Üstad Bediüzzaman Hazretleri Resûl-ü Ekrem (sav)’in Kur’ân’dan sonra en büyük mu‘cizesinin kendi zâtı olduğunu ifade eder. Yani O’ndaki yüce ahlâktır. Zira; her bir güzel haslette en yüksek mertebede olduğuna, dost ve düşman ittifâk etmiştir.[14] Öyle ki düşmanları bile ahlâkça üstünlüğünden dolayı kendisini “Muhammedü’l-Emîn (sav)” lakabıyla anmışlardır.

Üstad Hazretleri, Sevgili Peygamberimizin (sav) Kur'ân'ın ifade ettiği bütün güzel ahlak seciyelerine sahip olduğunu söylemektedir. Şüphe yok ki insanların sîreten ve sûreten en güzeli ve en halîmi ve en sâbırlısı ve en çok şükredeni ve mütevâzıvı olanı ve en iffetlisi ve en cömerdi ve en kerîmi ve en merhametlisi ve en âdili Allah Rasülü (sav) idi. Bu sebeple Sevgili Peygamberimizin (sav) her hali her tavrı ve her davranışı insanlık için en mükemmel bir rehber ve misaldir. Nitekim yüce kitabımızda Rabbimiz: “And olsun ki sizin için, Allah'a ve âhiret gününe kavuşmayı uman ve Allah'ı çok zikreden kimseler için Allah'ın Resûlünde güzel bir örnek vardır.”[15] Buyurarak buna işaret etmektedir.
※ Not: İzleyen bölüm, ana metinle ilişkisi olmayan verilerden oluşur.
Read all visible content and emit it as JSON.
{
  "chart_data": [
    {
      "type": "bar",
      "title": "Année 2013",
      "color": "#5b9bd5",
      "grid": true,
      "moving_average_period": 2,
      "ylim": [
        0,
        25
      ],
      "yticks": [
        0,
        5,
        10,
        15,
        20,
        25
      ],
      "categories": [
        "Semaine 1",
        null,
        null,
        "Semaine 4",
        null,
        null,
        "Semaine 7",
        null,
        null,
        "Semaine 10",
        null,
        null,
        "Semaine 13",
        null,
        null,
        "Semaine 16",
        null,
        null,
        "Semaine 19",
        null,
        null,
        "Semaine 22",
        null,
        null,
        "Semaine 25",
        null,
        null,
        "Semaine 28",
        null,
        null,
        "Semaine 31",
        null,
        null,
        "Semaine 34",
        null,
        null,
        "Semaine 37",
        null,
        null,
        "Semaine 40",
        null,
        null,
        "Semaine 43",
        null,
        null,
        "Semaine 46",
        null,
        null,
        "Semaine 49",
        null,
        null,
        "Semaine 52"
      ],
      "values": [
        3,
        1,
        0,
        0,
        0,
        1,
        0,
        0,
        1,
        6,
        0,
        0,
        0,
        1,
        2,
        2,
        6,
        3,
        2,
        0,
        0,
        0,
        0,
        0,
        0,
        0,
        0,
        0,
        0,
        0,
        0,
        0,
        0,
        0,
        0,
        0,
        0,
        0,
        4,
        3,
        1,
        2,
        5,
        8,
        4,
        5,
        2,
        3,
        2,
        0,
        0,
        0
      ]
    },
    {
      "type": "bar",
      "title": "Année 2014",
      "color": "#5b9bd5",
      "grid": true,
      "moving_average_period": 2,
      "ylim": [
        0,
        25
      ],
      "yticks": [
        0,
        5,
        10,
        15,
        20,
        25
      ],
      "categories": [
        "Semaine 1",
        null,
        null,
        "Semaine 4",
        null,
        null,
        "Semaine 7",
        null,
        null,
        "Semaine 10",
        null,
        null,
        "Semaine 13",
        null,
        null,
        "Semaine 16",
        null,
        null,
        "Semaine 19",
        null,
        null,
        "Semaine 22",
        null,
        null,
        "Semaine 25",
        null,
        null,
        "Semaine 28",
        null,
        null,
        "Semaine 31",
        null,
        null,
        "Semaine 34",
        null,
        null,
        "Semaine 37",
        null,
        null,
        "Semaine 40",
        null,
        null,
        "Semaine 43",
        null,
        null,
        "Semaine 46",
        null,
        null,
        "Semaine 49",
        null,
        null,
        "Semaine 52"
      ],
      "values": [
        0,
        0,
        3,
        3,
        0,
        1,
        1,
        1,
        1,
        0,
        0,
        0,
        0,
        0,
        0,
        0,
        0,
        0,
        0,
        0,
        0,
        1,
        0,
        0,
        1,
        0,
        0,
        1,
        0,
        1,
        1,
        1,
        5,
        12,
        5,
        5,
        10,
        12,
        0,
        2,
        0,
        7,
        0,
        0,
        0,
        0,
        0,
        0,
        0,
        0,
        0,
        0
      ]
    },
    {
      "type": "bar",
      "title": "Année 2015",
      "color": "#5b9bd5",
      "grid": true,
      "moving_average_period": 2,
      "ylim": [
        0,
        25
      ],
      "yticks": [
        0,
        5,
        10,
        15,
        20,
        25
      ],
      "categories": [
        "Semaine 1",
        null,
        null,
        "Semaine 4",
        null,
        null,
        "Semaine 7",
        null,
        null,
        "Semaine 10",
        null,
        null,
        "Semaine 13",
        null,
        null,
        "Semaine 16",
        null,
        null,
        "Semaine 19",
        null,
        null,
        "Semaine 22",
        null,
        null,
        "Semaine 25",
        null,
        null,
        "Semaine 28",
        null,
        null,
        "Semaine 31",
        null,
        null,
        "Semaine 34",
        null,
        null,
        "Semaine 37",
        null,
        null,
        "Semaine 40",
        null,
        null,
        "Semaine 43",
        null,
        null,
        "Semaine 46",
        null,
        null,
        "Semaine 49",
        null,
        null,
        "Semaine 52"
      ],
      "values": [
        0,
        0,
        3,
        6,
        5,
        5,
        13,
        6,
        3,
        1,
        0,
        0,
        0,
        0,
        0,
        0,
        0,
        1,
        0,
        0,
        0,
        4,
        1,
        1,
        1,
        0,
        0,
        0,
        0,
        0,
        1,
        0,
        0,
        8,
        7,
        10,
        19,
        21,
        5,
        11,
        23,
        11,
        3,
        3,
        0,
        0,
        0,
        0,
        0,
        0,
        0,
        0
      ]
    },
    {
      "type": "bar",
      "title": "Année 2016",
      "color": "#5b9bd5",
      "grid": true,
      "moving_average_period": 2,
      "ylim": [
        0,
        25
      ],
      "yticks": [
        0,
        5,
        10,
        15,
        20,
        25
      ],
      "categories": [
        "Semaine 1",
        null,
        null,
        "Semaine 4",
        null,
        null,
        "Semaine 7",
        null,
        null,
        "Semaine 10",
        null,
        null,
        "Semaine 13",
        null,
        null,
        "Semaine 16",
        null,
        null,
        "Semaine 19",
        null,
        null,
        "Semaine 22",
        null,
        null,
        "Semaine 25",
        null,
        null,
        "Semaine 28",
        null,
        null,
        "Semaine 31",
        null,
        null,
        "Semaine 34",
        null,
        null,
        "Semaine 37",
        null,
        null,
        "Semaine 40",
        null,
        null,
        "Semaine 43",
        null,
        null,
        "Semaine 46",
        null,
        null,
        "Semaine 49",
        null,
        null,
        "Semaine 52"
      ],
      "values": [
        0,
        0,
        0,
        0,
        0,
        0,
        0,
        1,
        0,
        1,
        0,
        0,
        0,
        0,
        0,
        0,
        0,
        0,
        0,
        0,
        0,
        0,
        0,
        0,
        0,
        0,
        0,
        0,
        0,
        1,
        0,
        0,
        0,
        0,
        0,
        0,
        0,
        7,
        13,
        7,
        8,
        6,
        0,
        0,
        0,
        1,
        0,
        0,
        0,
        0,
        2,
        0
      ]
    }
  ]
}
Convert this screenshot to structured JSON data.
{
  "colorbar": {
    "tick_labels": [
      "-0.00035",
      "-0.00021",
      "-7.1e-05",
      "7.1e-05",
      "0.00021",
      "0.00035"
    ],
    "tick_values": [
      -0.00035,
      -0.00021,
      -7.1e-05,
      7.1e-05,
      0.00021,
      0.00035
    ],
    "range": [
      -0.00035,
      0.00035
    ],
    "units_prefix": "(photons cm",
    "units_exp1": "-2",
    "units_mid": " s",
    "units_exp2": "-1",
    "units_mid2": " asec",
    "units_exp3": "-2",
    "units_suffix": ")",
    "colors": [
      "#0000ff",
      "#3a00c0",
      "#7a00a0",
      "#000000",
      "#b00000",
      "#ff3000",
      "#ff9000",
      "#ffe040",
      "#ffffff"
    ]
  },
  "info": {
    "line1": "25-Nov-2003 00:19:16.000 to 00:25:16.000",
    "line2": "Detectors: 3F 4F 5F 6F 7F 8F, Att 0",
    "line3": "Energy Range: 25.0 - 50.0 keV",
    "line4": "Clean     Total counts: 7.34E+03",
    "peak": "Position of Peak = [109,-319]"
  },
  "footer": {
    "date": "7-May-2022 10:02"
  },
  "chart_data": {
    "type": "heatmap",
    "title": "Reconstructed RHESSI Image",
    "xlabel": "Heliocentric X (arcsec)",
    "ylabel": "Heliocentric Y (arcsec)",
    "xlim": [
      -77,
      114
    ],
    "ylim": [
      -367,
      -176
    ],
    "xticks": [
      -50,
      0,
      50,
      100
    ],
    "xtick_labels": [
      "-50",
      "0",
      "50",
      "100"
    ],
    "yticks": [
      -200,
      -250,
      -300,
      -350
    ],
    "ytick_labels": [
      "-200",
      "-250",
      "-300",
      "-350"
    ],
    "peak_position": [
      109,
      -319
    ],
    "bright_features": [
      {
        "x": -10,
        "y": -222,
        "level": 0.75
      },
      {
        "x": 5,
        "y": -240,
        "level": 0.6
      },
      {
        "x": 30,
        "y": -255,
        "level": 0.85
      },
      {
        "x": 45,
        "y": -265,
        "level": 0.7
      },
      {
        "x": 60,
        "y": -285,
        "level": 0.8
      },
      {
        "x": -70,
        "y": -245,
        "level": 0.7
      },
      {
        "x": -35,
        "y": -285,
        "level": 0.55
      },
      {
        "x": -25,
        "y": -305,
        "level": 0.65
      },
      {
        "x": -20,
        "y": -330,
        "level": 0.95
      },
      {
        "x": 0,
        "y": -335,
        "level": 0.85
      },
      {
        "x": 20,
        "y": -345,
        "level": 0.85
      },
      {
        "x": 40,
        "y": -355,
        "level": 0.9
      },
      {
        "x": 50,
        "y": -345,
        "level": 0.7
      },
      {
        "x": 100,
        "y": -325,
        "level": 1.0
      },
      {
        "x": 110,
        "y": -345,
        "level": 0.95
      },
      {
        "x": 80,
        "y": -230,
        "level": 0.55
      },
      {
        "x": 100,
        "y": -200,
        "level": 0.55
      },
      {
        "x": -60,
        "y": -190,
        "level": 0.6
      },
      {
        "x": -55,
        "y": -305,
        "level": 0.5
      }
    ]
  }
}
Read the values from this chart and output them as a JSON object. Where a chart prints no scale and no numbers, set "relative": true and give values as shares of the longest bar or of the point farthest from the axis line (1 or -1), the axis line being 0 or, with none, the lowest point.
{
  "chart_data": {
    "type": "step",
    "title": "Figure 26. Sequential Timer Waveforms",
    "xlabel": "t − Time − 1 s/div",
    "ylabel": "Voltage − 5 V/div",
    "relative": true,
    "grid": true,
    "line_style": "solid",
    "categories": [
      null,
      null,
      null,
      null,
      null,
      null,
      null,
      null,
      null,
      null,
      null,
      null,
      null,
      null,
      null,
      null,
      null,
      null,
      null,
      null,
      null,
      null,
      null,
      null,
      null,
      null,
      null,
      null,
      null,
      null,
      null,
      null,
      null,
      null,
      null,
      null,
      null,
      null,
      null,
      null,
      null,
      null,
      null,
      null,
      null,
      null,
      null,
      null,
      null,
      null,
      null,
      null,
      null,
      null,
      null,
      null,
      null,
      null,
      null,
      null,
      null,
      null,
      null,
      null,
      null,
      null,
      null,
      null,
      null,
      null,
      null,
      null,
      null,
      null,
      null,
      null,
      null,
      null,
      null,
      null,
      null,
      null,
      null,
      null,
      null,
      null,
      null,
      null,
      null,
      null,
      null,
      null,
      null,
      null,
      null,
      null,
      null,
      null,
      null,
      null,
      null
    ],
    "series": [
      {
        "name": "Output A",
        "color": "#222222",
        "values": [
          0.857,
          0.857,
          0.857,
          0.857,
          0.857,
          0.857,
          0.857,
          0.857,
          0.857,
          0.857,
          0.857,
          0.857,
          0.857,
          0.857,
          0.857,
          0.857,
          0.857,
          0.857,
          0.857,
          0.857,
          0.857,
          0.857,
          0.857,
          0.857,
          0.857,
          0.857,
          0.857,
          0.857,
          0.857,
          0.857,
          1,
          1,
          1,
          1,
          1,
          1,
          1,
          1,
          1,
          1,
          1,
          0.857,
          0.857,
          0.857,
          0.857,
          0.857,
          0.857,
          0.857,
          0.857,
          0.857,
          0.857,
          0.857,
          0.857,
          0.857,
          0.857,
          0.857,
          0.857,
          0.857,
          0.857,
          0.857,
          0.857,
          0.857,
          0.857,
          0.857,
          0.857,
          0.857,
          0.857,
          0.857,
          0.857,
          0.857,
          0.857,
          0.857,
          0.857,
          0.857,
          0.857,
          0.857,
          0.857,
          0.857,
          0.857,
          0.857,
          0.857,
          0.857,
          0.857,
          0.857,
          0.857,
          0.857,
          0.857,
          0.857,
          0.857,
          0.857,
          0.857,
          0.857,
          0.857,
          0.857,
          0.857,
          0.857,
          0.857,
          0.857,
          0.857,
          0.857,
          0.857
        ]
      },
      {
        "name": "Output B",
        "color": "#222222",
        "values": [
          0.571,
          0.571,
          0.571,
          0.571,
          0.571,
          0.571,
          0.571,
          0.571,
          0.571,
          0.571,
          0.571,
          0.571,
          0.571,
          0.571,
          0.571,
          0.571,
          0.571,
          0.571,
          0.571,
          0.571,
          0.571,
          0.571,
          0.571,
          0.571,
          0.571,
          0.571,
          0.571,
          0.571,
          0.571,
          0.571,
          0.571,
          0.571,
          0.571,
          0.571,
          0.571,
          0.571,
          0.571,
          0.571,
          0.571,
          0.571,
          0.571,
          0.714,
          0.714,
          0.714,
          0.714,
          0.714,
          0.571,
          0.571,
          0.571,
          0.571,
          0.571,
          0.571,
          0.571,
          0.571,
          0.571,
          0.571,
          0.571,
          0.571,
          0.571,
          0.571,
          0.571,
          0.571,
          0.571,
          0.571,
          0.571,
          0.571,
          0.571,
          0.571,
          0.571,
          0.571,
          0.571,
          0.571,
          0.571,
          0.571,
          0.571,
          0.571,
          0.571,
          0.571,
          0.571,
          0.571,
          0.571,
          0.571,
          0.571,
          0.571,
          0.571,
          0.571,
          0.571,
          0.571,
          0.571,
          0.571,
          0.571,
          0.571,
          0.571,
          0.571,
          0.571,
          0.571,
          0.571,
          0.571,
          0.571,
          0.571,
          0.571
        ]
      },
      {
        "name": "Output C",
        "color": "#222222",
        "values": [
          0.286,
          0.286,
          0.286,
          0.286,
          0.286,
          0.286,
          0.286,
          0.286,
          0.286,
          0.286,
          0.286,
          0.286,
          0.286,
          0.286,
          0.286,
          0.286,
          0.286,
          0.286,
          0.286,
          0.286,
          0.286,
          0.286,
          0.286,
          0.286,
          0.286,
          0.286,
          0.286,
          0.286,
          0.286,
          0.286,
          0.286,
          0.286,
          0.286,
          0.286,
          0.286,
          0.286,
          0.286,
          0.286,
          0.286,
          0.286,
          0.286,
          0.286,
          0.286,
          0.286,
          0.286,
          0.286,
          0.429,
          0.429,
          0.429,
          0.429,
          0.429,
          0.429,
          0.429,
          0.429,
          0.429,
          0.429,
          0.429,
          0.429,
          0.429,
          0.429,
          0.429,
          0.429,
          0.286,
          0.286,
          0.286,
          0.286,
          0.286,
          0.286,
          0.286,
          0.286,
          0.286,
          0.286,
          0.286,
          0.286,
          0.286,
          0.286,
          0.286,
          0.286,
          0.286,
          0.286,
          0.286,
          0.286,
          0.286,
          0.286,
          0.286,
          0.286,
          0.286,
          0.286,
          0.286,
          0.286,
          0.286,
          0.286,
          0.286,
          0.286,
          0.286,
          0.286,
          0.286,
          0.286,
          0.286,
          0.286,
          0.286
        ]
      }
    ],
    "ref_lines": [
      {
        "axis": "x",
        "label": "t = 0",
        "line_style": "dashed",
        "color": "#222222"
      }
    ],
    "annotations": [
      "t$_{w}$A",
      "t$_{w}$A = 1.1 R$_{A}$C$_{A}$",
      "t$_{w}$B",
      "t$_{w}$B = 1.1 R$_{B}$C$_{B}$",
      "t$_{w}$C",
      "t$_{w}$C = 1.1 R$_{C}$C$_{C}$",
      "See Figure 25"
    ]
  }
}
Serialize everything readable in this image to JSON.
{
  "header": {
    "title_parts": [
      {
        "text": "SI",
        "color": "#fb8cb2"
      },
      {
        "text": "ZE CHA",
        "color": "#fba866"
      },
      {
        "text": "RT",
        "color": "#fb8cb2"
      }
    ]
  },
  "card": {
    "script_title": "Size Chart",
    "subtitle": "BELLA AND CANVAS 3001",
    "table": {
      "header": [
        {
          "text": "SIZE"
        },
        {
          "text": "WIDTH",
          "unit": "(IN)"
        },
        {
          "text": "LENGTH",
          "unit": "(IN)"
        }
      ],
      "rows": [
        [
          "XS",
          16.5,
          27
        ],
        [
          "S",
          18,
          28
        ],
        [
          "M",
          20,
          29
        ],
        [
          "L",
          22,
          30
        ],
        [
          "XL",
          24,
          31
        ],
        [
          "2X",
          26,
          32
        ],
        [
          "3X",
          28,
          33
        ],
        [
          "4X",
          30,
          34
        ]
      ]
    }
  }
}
Detaylı bilgi için lütfen bakınız;

https://risale.online/soru-cevap/peygamerimizin-sav-gorunus-ve-ahlaki

https://risale.online/soru-cevap/peygamber-efendimizin-sav-guzel-ahlakindan-ornekler

Güzel Ahlakı Kazanmada En Temel Esas, Ciddiyet ile Sıdktır

Bediüzzaman Hazretleri insana yüce ahlâkı kazandıran ve o ahlâk-ı âliyeyi sürekli hale getirip yaşatananın ciddiyet ile sıdk olduğunu ifade etmektedir. Zira kişide sıdk yani doğruluk giderde yerine kizb yani yalan gelirse rüzgârlara oyuncak olan yapraklar gibi o adam da insanlara oyuncak olur.[16] Nitekim iman doğruluktur, hakikattir. Ayet-i kerimede Rabbimiz: “O hâlde, emrolunduğun gibi dosdoğru ol.”[17] Buyurarak müminin doğru olması gerektiğini kesin bir ifade ile emretmektedir. Ayrıca rivayetlerde Sevgili Peygamberimize (sav); “Ey Allah'ın Resulü!  Mümin korkak olur mu?" diye dorulduğunda "Evet!" buyurdular. "Pekiyi cimri olur mu?" yine: "Evet!" buyurdular. Biz yine: "Pekiyi yalancı olur mu?" diye sorduk. Bu sefer: "Hayır!”[18] Buyurmuş, başka rivayetlerde ise ayağa kalkarak üç defa “Müslüman yalan söylemez” diyerek yalanı kesin bir dille yasaklamıştır. Dolayısıyla yüce ahlakın hayatı, sıdktır doğruluktur. Ahlakı tahrîp edip yıkan ise kizb yani yalandır.[19]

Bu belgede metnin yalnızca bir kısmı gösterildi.